Legal Frameworks and Economic Practices Around Slave Labour in Colonial Society

Event

Burnside Hall Room 107 (via video-conference), 805 rue Sherbrooke Ouest, Montreal, QC, H3A 0B9, CA

As part of the series “Slavery Old and New: Labour Exploitation through the Ages and around the Globe”, Prof. Jean-François Niort (Université des Antilles). Jean-François Niort est Docteur en science politique (Paris 1), et maître de conférences à l'Université des Antilles et de la Guyane depuis 2004.

Lunch will be provided, RSVPs to oppenheimer [at] mcgill.ca are appreciated.

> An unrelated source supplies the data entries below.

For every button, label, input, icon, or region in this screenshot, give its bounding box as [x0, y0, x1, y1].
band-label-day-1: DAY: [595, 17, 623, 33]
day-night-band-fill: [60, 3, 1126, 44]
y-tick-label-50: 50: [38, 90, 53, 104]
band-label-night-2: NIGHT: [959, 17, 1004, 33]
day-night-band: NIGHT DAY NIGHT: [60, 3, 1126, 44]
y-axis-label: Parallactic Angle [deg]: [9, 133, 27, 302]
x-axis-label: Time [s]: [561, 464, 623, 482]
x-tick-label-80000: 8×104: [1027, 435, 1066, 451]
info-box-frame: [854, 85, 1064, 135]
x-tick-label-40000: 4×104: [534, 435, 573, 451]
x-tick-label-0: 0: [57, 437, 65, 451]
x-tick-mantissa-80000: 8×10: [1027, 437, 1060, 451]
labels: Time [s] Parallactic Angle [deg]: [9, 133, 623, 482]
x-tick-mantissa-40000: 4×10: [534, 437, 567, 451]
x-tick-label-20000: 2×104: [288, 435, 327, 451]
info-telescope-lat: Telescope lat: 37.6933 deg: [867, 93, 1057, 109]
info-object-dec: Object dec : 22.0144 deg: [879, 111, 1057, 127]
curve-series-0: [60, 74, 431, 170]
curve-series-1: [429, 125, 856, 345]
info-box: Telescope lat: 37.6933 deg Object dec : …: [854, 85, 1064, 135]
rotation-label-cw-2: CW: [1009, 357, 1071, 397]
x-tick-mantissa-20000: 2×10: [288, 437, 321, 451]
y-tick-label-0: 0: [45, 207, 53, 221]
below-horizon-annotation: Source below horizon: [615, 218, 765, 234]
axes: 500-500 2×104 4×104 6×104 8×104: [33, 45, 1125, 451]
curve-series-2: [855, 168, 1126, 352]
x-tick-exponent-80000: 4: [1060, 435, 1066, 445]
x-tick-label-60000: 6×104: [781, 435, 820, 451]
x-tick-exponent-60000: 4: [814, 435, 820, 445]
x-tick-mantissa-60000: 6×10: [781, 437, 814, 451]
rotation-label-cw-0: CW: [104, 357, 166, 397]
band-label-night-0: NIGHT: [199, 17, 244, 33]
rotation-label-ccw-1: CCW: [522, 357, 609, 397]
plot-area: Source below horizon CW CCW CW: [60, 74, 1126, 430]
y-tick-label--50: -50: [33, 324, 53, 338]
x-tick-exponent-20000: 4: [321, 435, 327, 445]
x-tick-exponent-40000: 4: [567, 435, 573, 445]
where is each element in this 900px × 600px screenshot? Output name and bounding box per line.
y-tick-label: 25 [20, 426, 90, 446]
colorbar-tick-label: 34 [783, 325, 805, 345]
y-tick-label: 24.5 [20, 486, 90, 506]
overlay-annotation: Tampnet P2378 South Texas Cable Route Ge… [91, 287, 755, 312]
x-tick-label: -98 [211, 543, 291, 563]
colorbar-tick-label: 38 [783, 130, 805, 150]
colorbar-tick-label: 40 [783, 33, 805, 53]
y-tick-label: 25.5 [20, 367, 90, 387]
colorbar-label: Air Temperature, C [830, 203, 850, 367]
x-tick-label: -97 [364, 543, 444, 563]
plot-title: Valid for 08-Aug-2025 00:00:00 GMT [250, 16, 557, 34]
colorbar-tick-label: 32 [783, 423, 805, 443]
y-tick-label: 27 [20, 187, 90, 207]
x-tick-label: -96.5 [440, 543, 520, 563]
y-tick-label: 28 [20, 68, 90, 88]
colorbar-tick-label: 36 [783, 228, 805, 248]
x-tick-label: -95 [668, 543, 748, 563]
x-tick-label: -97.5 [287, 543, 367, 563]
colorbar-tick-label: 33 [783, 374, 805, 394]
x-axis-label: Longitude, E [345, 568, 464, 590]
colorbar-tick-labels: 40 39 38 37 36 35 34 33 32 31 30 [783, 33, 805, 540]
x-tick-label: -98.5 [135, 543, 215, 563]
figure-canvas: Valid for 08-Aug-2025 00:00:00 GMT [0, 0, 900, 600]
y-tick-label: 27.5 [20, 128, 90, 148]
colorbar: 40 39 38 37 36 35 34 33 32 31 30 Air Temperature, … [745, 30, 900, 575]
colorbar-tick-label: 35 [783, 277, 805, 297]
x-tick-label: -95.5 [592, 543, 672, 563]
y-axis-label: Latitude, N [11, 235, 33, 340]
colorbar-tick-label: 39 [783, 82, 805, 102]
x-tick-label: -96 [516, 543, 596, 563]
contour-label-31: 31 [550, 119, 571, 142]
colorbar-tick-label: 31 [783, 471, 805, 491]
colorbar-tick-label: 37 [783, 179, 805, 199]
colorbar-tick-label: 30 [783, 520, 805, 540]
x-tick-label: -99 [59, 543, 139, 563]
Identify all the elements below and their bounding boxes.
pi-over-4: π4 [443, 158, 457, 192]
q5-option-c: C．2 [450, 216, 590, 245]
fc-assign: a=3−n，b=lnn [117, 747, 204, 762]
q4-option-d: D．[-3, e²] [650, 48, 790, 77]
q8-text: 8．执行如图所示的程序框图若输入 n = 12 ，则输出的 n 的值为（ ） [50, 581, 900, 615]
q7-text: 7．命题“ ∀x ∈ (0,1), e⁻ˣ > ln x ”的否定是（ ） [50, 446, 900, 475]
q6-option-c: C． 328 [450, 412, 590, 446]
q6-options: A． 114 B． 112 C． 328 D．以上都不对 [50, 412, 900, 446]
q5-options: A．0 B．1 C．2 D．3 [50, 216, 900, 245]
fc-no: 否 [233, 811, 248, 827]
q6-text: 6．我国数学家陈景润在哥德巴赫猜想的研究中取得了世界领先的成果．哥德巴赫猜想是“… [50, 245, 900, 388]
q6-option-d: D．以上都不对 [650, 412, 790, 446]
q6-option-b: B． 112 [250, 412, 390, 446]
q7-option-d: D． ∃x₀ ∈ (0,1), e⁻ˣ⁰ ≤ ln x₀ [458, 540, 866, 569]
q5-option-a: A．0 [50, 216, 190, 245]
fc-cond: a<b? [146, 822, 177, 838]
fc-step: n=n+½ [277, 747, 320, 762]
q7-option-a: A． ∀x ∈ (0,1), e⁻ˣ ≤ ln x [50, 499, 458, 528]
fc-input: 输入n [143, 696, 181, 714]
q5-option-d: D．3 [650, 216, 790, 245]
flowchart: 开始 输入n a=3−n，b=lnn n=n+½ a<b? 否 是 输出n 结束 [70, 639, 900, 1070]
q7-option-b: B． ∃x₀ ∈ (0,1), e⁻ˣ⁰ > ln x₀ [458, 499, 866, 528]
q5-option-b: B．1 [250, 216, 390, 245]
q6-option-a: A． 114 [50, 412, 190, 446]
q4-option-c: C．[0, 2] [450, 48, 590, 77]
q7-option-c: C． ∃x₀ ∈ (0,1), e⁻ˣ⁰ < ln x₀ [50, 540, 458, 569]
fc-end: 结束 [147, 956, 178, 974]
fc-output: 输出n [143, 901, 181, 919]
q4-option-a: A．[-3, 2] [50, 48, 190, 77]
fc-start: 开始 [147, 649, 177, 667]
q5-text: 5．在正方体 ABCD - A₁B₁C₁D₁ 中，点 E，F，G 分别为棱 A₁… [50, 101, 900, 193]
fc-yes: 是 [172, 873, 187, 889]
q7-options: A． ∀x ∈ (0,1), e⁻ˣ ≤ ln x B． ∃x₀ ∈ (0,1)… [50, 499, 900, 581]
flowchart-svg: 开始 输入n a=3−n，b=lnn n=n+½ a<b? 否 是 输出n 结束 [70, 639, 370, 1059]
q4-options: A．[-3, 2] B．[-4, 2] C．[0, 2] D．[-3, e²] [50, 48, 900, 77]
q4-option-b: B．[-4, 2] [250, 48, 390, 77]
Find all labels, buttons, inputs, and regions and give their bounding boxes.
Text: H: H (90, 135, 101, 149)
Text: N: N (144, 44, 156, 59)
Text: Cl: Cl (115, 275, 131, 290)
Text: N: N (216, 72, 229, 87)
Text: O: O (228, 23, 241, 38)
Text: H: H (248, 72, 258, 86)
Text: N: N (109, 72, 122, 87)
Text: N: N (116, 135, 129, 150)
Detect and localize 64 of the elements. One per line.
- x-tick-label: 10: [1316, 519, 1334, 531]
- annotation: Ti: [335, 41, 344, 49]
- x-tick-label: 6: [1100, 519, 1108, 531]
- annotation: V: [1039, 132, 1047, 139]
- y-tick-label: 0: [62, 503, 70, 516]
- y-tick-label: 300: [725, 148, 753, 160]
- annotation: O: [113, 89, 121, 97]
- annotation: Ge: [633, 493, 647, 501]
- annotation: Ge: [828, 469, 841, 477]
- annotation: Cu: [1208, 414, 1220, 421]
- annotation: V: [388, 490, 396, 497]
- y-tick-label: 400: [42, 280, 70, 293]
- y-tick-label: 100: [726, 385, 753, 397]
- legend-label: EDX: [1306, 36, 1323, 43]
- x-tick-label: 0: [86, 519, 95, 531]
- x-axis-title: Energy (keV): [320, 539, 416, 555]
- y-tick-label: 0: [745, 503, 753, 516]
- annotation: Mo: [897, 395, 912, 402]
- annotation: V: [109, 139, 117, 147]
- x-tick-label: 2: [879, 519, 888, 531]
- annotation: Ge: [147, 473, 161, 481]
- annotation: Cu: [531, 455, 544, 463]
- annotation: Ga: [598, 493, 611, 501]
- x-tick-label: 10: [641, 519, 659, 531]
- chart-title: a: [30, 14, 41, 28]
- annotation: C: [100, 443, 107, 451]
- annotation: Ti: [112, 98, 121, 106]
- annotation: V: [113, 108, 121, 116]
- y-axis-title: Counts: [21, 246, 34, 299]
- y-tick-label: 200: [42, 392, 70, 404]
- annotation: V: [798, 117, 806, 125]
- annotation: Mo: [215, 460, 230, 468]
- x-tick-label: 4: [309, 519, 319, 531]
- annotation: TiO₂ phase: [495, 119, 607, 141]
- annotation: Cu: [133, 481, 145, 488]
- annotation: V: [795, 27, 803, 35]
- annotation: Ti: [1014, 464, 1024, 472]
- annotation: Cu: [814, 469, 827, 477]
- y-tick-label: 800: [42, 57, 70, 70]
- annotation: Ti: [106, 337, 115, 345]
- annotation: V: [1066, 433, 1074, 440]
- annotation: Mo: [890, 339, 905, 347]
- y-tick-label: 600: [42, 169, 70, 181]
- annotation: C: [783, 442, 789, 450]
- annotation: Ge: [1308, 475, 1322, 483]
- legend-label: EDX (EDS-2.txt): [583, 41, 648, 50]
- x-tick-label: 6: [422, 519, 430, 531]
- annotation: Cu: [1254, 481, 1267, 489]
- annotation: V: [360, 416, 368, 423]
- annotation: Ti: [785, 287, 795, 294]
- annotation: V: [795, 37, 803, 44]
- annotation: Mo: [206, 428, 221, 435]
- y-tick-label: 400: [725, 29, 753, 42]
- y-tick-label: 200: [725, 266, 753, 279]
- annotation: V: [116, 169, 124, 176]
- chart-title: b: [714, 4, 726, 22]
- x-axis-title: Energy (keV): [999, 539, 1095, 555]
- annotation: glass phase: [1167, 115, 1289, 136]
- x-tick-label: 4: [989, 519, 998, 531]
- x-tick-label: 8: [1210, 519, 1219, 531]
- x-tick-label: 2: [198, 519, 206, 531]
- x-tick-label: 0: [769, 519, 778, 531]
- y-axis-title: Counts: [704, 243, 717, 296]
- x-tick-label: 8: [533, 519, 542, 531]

Legal Frameworks and Economic Practices Around Slave Labour in Colonial Society: The Case of the French West Indies (Guadeloupe-Martinique) in the 18th Century 

Kindly note that this talk will be in French.

Abstract

This talk aims to clarify the relationship between the legal frameworks and economic practices around slave labour in colonial society of the Little French West Indies ("Petites Antilles" : Guadeloupe et Martinique) through the evolution of legal rules in the 18th century. Two enactments were particularly significant: the Royal decree ("Edit") of March 1685 regulating slavery in the French colonies (commonly referred to as the "Code Noir" or ‘’Black Code’’) and the Decree ("Ordonnance") of the Governor General of the West Indies on the ‘’police générale des nègres et gens de couleur’’ of December 1783.

Indeed, by comparing the two enactments and their incentives, we notice, on one hand, the nature and magnitude of the economic practices already identified by historians (such as G. Bebien, J. Fallope, A. Perotin-Dumon, F. Régent, C. Oudin-Bastide). On the other hand, we also uncover the modalities with which colonial authorities have tried to supervise and regulate these economic practices since the 17th century, with varying success.

All of this confirms the overall pattern of a highly complex colonial society where each group of social actors (different social categories of slaves and owner-inhabitants, central State, as well as different types of local colonial authorities) defends its own economic interests in the context of a common strategy of avoidance and circumvention of the law - which led to the recurrent reaffirmation of the legal norm - to its solidification and adaptation nearly proportional to its degree of practical inefficiency.